Las uñas postizas se han convertido en una tendencia creciente en las últimas dos décadas, sobre todo para las mujeres que no pueden mantener uñas largas y bonitas, ya sea por los trabajos que realizan o porque tienden a comérselas o cortarlas con los dientes.
La industria de la belleza ha desarrollado nuevos métodos y uñas artificiales que además de lucir semejantes a las naturales, hacen lucir manos y pies hermosos.

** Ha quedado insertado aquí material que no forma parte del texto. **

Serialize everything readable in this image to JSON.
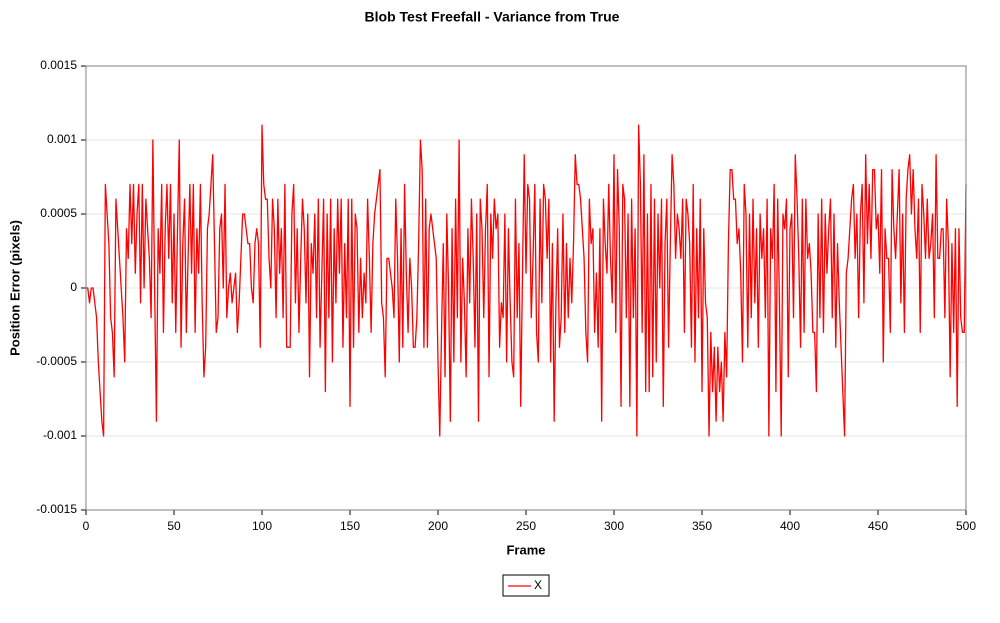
{
  "chart_data": {
    "type": "line",
    "title": "Blob Test Freefall - Variance from True",
    "x_label": "Frame",
    "y_label": "Position Error (pixels)",
    "xlim": [
      0,
      500
    ],
    "xticks": [
      0,
      50,
      100,
      150,
      200,
      250,
      300,
      350,
      400,
      450,
      500
    ],
    "ylim": [
      -0.0015,
      0.0015
    ],
    "yticks": [
      -0.0015,
      -0.001,
      -0.0005,
      0,
      0.0005,
      0.001,
      0.0015
    ],
    "grid": true,
    "legend": "bottom",
    "x": [
      0,
      1,
      2,
      3,
      4,
      5,
      6,
      7,
      8,
      9,
      10,
      11,
      12,
      13,
      14,
      15,
      16,
      17,
      18,
      19,
      20,
      21,
      22,
      23,
      24,
      25,
      26,
      27,
      28,
      29,
      30,
      31,
      32,
      33,
      34,
      35,
      36,
      37,
      38,
      39,
      40,
      41,
      42,
      43,
      44,
      45,
      46,
      47,
      48,
      49,
      50,
      51,
      52,
      53,
      54,
      55,
      56,
      57,
      58,
      59,
      60,
      61,
      62,
      63,
      64,
      65,
      66,
      67,
      68,
      69,
      70,
      71,
      72,
      73,
      74,
      75,
      76,
      77,
      78,
      79,
      80,
      81,
      82,
      83,
      84,
      85,
      86,
      87,
      88,
      89,
      90,
      91,
      92,
      93,
      94,
      95,
      96,
      97,
      98,
      99,
      100,
      101,
      102,
      103,
      104,
      105,
      106,
      107,
      108,
      109,
      110,
      111,
      112,
      113,
      114,
      115,
      116,
      117,
      118,
      119,
      120,
      121,
      122,
      123,
      124,
      125,
      126,
      127,
      128,
      129,
      130,
      131,
      132,
      133,
      134,
      135,
      136,
      137,
      138,
      139,
      140,
      141,
      142,
      143,
      144,
      145,
      146,
      147,
      148,
      149,
      150,
      151,
      152,
      153,
      154,
      155,
      156,
      157,
      158,
      159,
      160,
      161,
      162,
      163,
      164,
      165,
      166,
      167,
      168,
      169,
      170,
      171,
      172,
      173,
      174,
      175,
      176,
      177,
      178,
      179,
      180,
      181,
      182,
      183,
      184,
      185,
      186,
      187,
      188,
      189,
      190,
      191,
      192,
      193,
      194,
      195,
      196,
      197,
      198,
      199,
      200,
      201,
      202,
      203,
      204,
      205,
      206,
      207,
      208,
      209,
      210,
      211,
      212,
      213,
      214,
      215,
      216,
      217,
      218,
      219,
      220,
      221,
      222,
      223,
      224,
      225,
      226,
      227,
      228,
      229,
      230,
      231,
      232,
      233,
      234,
      235,
      236,
      237,
      238,
      239,
      240,
      241,
      242,
      243,
      244,
      245,
      246,
      247,
      248,
      249,
      250,
      251,
      252,
      253,
      254,
      255,
      256,
      257,
      258,
      259,
      260,
      261,
      262,
      263,
      264,
      265,
      266,
      267,
      268,
      269,
      270,
      271,
      272,
      273,
      274,
      275,
      276,
      277,
      278,
      279,
      280,
      281,
      282,
      283,
      284,
      285,
      286,
      287,
      288,
      289,
      290,
      291,
      292,
      293,
      294,
      295,
      296,
      297,
      298,
      299,
      300,
      301,
      302,
      303,
      304,
      305,
      306,
      307,
      308,
      309,
      310,
      311,
      312,
      313,
      314,
      315,
      316,
      317,
      318,
      319,
      320,
      321,
      322,
      323,
      324,
      325,
      326,
      327,
      328,
      329,
      330,
      331,
      332,
      333,
      334,
      335,
      336,
      337,
      338,
      339,
      340,
      341,
      342,
      343,
      344,
      345,
      346,
      347,
      348,
      349,
      350,
      351,
      352,
      353,
      354,
      355,
      356,
      357,
      358,
      359,
      360,
      361,
      362,
      363,
      364,
      365,
      366,
      367,
      368,
      369,
      370,
      371,
      372,
      373,
      374,
      375,
      376,
      377,
      378,
      379,
      380,
      381,
      382,
      383,
      384,
      385,
      386,
      387,
      388,
      389,
      390,
      391,
      392,
      393,
      394,
      395,
      396,
      397,
      398,
      399,
      400,
      401,
      402,
      403,
      404,
      405,
      406,
      407,
      408,
      409,
      410,
      411,
      412,
      413,
      414,
      415,
      416,
      417,
      418,
      419,
      420,
      421,
      422,
      423,
      424,
      425,
      426,
      427,
      428,
      429,
      430,
      431,
      432,
      433,
      434,
      435,
      436,
      437,
      438,
      439,
      440,
      441,
      442,
      443,
      444,
      445,
      446,
      447,
      448,
      449,
      450,
      451,
      452,
      453,
      454,
      455,
      456,
      457,
      458,
      459,
      460,
      461,
      462,
      463,
      464,
      465,
      466,
      467,
      468,
      469,
      470,
      471,
      472,
      473,
      474,
      475,
      476,
      477,
      478,
      479,
      480,
      481,
      482,
      483,
      484,
      485,
      486,
      487,
      488,
      489,
      490,
      491,
      492,
      493,
      494,
      495,
      496,
      497,
      498,
      499,
      500
    ],
    "series": [
      {
        "name": "X",
        "color": "#ff0000",
        "values": [
          0,
          0,
          -0.0001,
          0,
          0,
          -0.0001,
          -0.0002,
          -0.0005,
          -0.0007,
          -0.0009,
          -0.001,
          0.0007,
          0.0005,
          0.0003,
          -0.0002,
          -0.0003,
          -0.0006,
          0.0006,
          0.0004,
          0.0002,
          0,
          -0.0002,
          -0.0005,
          0.0004,
          0.0002,
          0.0007,
          0.0003,
          0.0007,
          0.0001,
          0.0005,
          0.0007,
          -0.0001,
          0.0007,
          0,
          0.0006,
          0.0004,
          0.0002,
          -0.0002,
          0.001,
          0,
          -0.0009,
          0.0004,
          0.0001,
          0.0007,
          -0.0003,
          0.0004,
          0.0007,
          0.0002,
          0.0007,
          -0.0001,
          0.0005,
          -0.0003,
          0.0004,
          0.001,
          -0.0004,
          0.0003,
          0.0006,
          -0.0003,
          0.0002,
          0.0007,
          0.0001,
          0.0007,
          -0.0003,
          0.0004,
          0.0001,
          0.0007,
          -0.0001,
          -0.0006,
          -0.0004,
          0.0004,
          0.0005,
          0.0007,
          0.0009,
          0.0003,
          -0.0003,
          -0.0002,
          0.0004,
          0.0005,
          0,
          0.0007,
          -0.0002,
          0,
          0.0001,
          -0.0001,
          0,
          0.0001,
          -0.0003,
          -0.0001,
          0.0002,
          0.0005,
          0.0005,
          0.0004,
          0.0003,
          0.0003,
          0,
          -0.0001,
          0.0003,
          0.0004,
          0.0003,
          -0.0004,
          0.0011,
          0.0007,
          0.0006,
          0.0006,
          0.0002,
          0,
          0.0006,
          0.0004,
          -0.0002,
          0.0006,
          0.0001,
          0.0004,
          -0.0002,
          0.0007,
          -0.0004,
          -0.0004,
          -0.0004,
          0.0005,
          0.0007,
          -0.0001,
          0.0004,
          -0.0003,
          0.0002,
          0.0006,
          0.0004,
          -0.0001,
          0.0005,
          -0.0006,
          0.0003,
          0.0001,
          0.0005,
          -0.0002,
          0.0006,
          -0.0004,
          0.0001,
          0.0006,
          -0.0007,
          0.0005,
          -0.0002,
          0.0006,
          -0.0005,
          0.0004,
          -0.0001,
          0.0006,
          0.0001,
          0.0006,
          -0.0004,
          0.0003,
          -0.0002,
          0.0006,
          -0.0008,
          0.0006,
          -0.0004,
          0.0005,
          0.0004,
          -0.0003,
          0.0002,
          -0.0002,
          0.0001,
          -0.0001,
          0.0006,
          0.0002,
          -0.0003,
          0.0003,
          0.0005,
          0.0006,
          0.0007,
          0.0008,
          -0.0001,
          -0.0002,
          -0.0006,
          0.0002,
          0.0002,
          0.0001,
          0,
          -0.0002,
          0.0006,
          0.0002,
          -0.0005,
          0.0004,
          -0.0004,
          0.0007,
          0.0001,
          -0.0003,
          0.0002,
          0,
          -0.0004,
          -0.0004,
          -0.0002,
          0.0003,
          0.001,
          0.0008,
          -0.0004,
          0.0006,
          -0.0004,
          0.0004,
          0.0005,
          0.0004,
          0.0003,
          0.0002,
          -0.0005,
          -0.001,
          -0.0003,
          0.0003,
          -0.0006,
          0.0005,
          0,
          -0.0009,
          0.0004,
          -0.0005,
          0.0006,
          -0.0002,
          0.001,
          -0.0005,
          0.0002,
          -0.0001,
          -0.0006,
          0.0004,
          -0.0001,
          0.0006,
          0.0002,
          -0.0004,
          0.0005,
          -0.0009,
          0.0006,
          0.0004,
          -0.0002,
          0.0004,
          0.0007,
          -0.0006,
          0.0005,
          0.0002,
          0.0006,
          0.0004,
          0.0005,
          -0.0004,
          -0.0001,
          -0.0002,
          0.0005,
          -0.0005,
          0.0004,
          -0.0001,
          -0.0005,
          -0.0006,
          0.0006,
          -0.0002,
          0.0003,
          -0.0008,
          0.0001,
          0.0009,
          0.0001,
          0.0007,
          0.0006,
          -0.0002,
          0.0002,
          0.0007,
          -0.0003,
          -0.0005,
          0.0006,
          -0.0001,
          0.0007,
          0.0006,
          0.0002,
          0.0006,
          -0.0005,
          0.0003,
          -0.0009,
          -0.0001,
          0.0004,
          -0.0004,
          -0.0002,
          0.0005,
          -0.0003,
          0.0003,
          -0.0002,
          0.0002,
          -0.0001,
          0.0003,
          0.0009,
          0.0007,
          0.0007,
          0.0006,
          0.0004,
          0.0002,
          -0.0003,
          -0.0005,
          0.0006,
          0.0003,
          0.0004,
          -0.0003,
          0.0001,
          -0.0004,
          0.0004,
          -0.0009,
          0.0006,
          0.0003,
          0.0001,
          0.0007,
          0.0002,
          -0.0001,
          0.0009,
          -0.0003,
          0.0008,
          0.0004,
          -0.0008,
          0.0007,
          0.0006,
          -0.0002,
          0.0005,
          -0.0008,
          0.0006,
          -0.0002,
          0.0004,
          -0.001,
          0.0011,
          0.0007,
          -0.0003,
          0.0009,
          -0.0007,
          0.0005,
          -0.0007,
          0.0007,
          -0.0006,
          0.0006,
          -0.0005,
          0.0005,
          0,
          0.0006,
          -0.0008,
          0.0003,
          0.0006,
          -0.0004,
          0.0003,
          0.0009,
          0.0007,
          0.0002,
          0.0005,
          0.0004,
          0.0002,
          0.0006,
          -0.0003,
          0.0006,
          0.0005,
          0.0003,
          -0.0004,
          0.0007,
          -0.0005,
          0.0004,
          -0.0002,
          0.0006,
          -0.0007,
          0.0004,
          -0.0001,
          -0.0002,
          -0.001,
          -0.0003,
          -0.0007,
          -0.0004,
          -0.0009,
          -0.0004,
          -0.0007,
          -0.0005,
          -0.0009,
          -0.0003,
          -0.0006,
          0.0003,
          0.0008,
          0.0008,
          0.0006,
          0.0006,
          0.0003,
          0.0004,
          0.0001,
          -0.0005,
          0.0007,
          0.0005,
          -0.0004,
          0.0005,
          -0.0002,
          0.0006,
          -0.0001,
          0.0004,
          -0.0004,
          0.0005,
          0.0002,
          0.0004,
          -0.0002,
          0.0006,
          -0.001,
          0.0004,
          0.0002,
          0.0007,
          -0.0007,
          0.0006,
          -0.0001,
          -0.001,
          0.0005,
          0.0004,
          0.0006,
          -0.0006,
          0.0004,
          0.0005,
          -0.0002,
          0.0009,
          0.0006,
          0.0002,
          -0.0004,
          0.0006,
          -0.0003,
          0.0006,
          0.0002,
          0.0003,
          0.0001,
          -0.0003,
          -0.0003,
          -0.0007,
          0.0005,
          -0.0002,
          0.0006,
          -0.0003,
          0.0005,
          0.0001,
          0.0004,
          0.0006,
          -0.0002,
          0.0005,
          -0.0004,
          0.0003,
          -0.0001,
          -0.0004,
          -0.0007,
          -0.001,
          0.0001,
          0.0002,
          0.0004,
          0.0006,
          0.0007,
          0.0002,
          0.0005,
          -0.0002,
          0.0005,
          0.0007,
          -0.0001,
          0.0009,
          0.0003,
          0.0007,
          0.0002,
          0.0008,
          0.0008,
          0.0004,
          0.0005,
          0.0001,
          0.0008,
          -0.0005,
          0.0004,
          0.0002,
          0.0002,
          -0.0003,
          0.0008,
          0.0004,
          0.0002,
          0.0005,
          0.0008,
          -0.0001,
          0.0005,
          -0.0003,
          0.0006,
          0.0008,
          0.0009,
          0.0005,
          0.0008,
          0.0004,
          0.0002,
          0.0006,
          -0.0003,
          0.0007,
          0.0005,
          0.0002,
          0.0006,
          0.0002,
          0.0003,
          0.0005,
          -0.0002,
          0.0009,
          0.0002,
          0.0002,
          0.0004,
          0.0004,
          -0.0002,
          0.0006,
          0.0003,
          -0.0006,
          0.0003,
          -0.0003,
          0.0004,
          -0.0008,
          0.0004,
          -0.0002,
          -0.0003,
          -0.0003,
          0.0007
        ]
      }
    ]
  }
}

Hoy en día, hay a disposición en el mercado, uñas de acrílico, en gel, uñas de porcelana y de seda o de envolturas de fibra, entre otras.
La elección dependerá de su presupuesto, aunque las más más populares y duraderas son las acrílicas, que se pegan sobre la uña natural y luego se pulen, resultando una uña que semeja de plástico duro y permite elaborar diseños atractivos y llamativos.
Una de las ventajas de las uñas acrílicas es que permite a la mujer que tiene poco tiempo, lucir manos impecables y atractivas, además de que protegen de los efectos de los químicos de los esmaltes de uñas y son resistentes y requieren poco mantenimiento.
Usarlas con cuidado
Las uñas requieren cuidados especiales, darle mantenimiento y cuidar de que al realizar labores de la casa no quede agua entre el acrílico y la uña natural, que puede ser causa de infección. Las uñas acrílicas se pegan sobre las uñas naturales, por eso hay que asegurarse de remover la pega adhesiva completamente cuando se retiran, ya que puede causar daño en las uñas.
Esta pega es muy tóxica, por lo que tiene que ser aplicada con mucho cuidado para evitar dañar tanto la uña, como la piel alrededor. Si las uñas se infectan, no debe ponerse de nuevo unas uñas acrílicas, hasta sanar de la infección, al igual en casos de hongos, aunque estos no sean tan dolorosos. Es conveniente atender el problema de salud y luego de estar sana, la apariencia de la uña.